Amma ıtlak ve ihata ve nihayetsizliğin vahdete şehadetleri ise o dahi Siracünnur Risalelerinde tafsilen zikredilmiş. Bir muhtasar meali şudur:

Madem kâinattaki ef’alin her biri, kendi eserinin etrafa istilakârane yayılması ile her bir fiilin ihatasını ve ıtlakını ve hadsiz bulunduğunu ve kayıtsızlığını gösterir. Ve madem iştirak ve şirk ise o ihatayı inhisar altına ve o ıtlakı kayıt altına ve o hadsizliği had altına alıp ıtlakın hakikatini ve ihatanın mahiyetini bozuyor. Elbette mutlak ve muhit olan o ef’alde iştirak muhaldir, imkânı yoktur.

Evet ıtlakın mahiyeti, iştirake zıttır. Çünkü ıtlakın manası, hattâ mütenahî ve maddî ve mahdud bir şeyde dahi olsa, yine istilakârane ve istiklaldarane etrafa, her yere yayılır, intişar eder. Mesela, hava ve ziya ve nur ve hararet, hattâ su, ıtlaka mazhar olsalar, her tarafa yayılırlar. Madem ıtlak ciheti, cüz’îde dahi olsa, maddîleri mahdudları böyle müstevli yapıyor. Elbette küllî bir ıtlak-ı hakiki, böyle hem nihayetsiz, hem maddeden münezzeh, hem hudutsuz, hem kusurdan müberra olan sıfatlara öyle bir istila ve ihata verir ki şirk ve iştirakin hiçbir cihet-i imkânı ve ihtimali olamaz.

Elhasıl, kâinatta görünen binlerle ef’al-i umumiyenin ve cilveleri görünen yüzer esma-i İlahiyenin her birinin hem hâkimiyeti, hem kibriyası, hem kemali, hem ihatası, hem ıtlakı, hem nihayetsizliği; vahdetin ve tevhidin gayet kuvvetli birer bürhanıdırlar.
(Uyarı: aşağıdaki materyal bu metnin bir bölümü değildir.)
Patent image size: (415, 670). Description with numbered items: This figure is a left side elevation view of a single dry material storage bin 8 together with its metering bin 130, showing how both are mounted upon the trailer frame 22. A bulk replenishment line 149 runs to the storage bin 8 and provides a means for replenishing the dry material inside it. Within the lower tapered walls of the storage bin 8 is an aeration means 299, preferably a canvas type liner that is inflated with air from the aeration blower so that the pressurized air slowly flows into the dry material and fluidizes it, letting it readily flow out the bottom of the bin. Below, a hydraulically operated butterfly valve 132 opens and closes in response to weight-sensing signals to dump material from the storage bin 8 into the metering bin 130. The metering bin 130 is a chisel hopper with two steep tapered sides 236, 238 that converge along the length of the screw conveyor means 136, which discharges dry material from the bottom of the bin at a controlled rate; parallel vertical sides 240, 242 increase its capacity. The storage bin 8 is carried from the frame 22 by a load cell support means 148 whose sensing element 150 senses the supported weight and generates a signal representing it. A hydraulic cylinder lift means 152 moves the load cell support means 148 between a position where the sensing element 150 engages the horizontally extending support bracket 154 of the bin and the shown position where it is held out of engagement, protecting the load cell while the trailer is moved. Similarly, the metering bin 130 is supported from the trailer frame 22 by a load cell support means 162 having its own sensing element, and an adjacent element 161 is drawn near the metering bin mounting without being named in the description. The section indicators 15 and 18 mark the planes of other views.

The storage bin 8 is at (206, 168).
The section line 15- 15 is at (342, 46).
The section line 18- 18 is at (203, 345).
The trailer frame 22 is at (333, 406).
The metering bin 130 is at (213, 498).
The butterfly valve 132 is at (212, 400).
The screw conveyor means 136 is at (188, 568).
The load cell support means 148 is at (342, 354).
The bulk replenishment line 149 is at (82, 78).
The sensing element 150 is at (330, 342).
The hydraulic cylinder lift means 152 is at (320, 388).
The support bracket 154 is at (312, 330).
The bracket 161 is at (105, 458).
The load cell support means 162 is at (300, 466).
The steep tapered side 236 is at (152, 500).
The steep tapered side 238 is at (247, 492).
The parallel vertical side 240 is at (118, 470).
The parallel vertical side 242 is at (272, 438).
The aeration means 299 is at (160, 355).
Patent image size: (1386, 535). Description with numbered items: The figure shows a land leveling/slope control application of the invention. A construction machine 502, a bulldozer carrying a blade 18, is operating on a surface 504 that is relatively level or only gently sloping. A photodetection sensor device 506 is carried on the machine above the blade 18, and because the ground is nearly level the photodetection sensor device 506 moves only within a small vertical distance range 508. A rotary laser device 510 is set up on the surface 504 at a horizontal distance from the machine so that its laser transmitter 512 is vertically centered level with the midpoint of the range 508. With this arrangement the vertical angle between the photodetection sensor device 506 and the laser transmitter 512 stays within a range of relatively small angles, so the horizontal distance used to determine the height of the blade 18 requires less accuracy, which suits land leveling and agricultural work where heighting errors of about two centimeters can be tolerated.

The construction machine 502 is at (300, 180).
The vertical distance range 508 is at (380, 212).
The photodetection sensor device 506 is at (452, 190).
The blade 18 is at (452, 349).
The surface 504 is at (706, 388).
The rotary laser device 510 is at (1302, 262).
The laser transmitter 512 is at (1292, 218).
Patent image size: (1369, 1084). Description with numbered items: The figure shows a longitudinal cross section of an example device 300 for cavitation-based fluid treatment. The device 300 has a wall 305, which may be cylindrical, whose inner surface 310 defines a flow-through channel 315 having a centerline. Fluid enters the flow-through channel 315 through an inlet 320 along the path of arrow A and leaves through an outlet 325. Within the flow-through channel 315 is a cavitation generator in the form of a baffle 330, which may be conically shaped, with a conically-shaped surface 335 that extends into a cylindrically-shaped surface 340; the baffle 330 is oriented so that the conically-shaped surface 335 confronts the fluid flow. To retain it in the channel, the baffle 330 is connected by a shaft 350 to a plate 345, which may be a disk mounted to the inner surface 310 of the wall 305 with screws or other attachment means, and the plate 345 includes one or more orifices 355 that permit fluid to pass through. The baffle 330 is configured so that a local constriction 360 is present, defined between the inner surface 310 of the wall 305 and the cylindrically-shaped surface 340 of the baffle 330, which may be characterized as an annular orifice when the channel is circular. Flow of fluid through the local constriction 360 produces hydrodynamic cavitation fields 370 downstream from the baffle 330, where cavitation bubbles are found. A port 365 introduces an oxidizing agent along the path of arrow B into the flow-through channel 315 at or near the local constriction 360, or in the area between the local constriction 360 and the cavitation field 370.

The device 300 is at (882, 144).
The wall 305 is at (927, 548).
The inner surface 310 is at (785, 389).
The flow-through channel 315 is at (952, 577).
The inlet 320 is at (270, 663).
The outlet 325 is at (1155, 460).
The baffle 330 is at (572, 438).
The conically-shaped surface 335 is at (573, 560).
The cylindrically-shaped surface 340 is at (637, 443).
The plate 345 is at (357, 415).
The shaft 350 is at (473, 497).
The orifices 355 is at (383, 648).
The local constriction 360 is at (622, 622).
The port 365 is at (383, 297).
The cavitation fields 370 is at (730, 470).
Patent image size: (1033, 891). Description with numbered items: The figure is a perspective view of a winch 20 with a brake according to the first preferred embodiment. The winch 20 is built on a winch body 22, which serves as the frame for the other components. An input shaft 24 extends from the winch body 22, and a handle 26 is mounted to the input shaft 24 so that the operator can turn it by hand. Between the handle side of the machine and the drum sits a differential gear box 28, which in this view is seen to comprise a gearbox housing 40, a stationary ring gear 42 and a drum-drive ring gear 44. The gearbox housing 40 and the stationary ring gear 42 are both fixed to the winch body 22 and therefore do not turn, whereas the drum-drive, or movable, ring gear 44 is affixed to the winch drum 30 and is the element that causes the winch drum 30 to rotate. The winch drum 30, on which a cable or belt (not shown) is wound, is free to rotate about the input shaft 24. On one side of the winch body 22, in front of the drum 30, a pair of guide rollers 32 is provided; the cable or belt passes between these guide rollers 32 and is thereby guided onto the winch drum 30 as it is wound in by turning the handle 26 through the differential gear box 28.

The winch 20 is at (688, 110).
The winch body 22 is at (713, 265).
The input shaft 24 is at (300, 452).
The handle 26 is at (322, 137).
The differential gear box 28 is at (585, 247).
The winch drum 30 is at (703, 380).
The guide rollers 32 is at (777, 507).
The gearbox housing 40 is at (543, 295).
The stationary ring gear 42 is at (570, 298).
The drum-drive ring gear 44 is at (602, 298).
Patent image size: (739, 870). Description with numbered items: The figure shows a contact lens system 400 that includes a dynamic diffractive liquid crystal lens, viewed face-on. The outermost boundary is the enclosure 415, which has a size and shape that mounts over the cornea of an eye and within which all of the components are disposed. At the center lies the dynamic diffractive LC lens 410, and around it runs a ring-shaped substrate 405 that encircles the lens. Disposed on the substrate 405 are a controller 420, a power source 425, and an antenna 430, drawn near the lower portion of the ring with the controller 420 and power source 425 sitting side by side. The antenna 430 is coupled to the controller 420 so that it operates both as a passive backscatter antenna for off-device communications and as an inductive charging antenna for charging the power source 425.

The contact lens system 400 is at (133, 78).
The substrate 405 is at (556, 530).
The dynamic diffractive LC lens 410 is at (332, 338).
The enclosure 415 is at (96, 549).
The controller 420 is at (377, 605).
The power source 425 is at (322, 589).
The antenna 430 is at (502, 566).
Hem nasıl ki bir fevkalâde kuvvet, faaliyete girmek için istila etmek ister, başka kuvvetleri dağıtır. Öyle de her bir fiil-i rububiyet ve her bir cilve-i esma-i uluhiyet, o derece fevkalâde kuvvetleri, eserlerinde görünüyor ki eğer hakîmiyet-i âmme ve adalet-i mutlaka olmasa idi ve onları durdurmasa idi, her biri umum mevcudatı istila edecekti. Mesela, kavak ağacını umum zeminde halk eden ve tedbirini gören bir kuvvet, hiç mümkün müdür ki onun yanında ve efradı içinde yayılmış ve karışmış olan ceviz ve elma ve zerdali misillü ağaçların kavağa bitişik olan cüz’î fertlerini, o kavak nevini tamamen, birden zapt eden küllî kuvveti altına ve tedbiri içine almasın ve istila etmesin ve başka kuvvetlere kaptırsın?

Evet her bir nevi mahlukatta, belki her bir fertte tasarruf eden öyle bir kuvvet ve kudret hissediliyor ki bütün kâinatı istila ve bütün eşyayı zapt ve bütün mevcudatı hükmü altına alabilir bir mahiyette görünüyor. Elbette böyle bir kuvvet, iştiraki hiçbir cihette kabul edemez, şirke meydan vermez.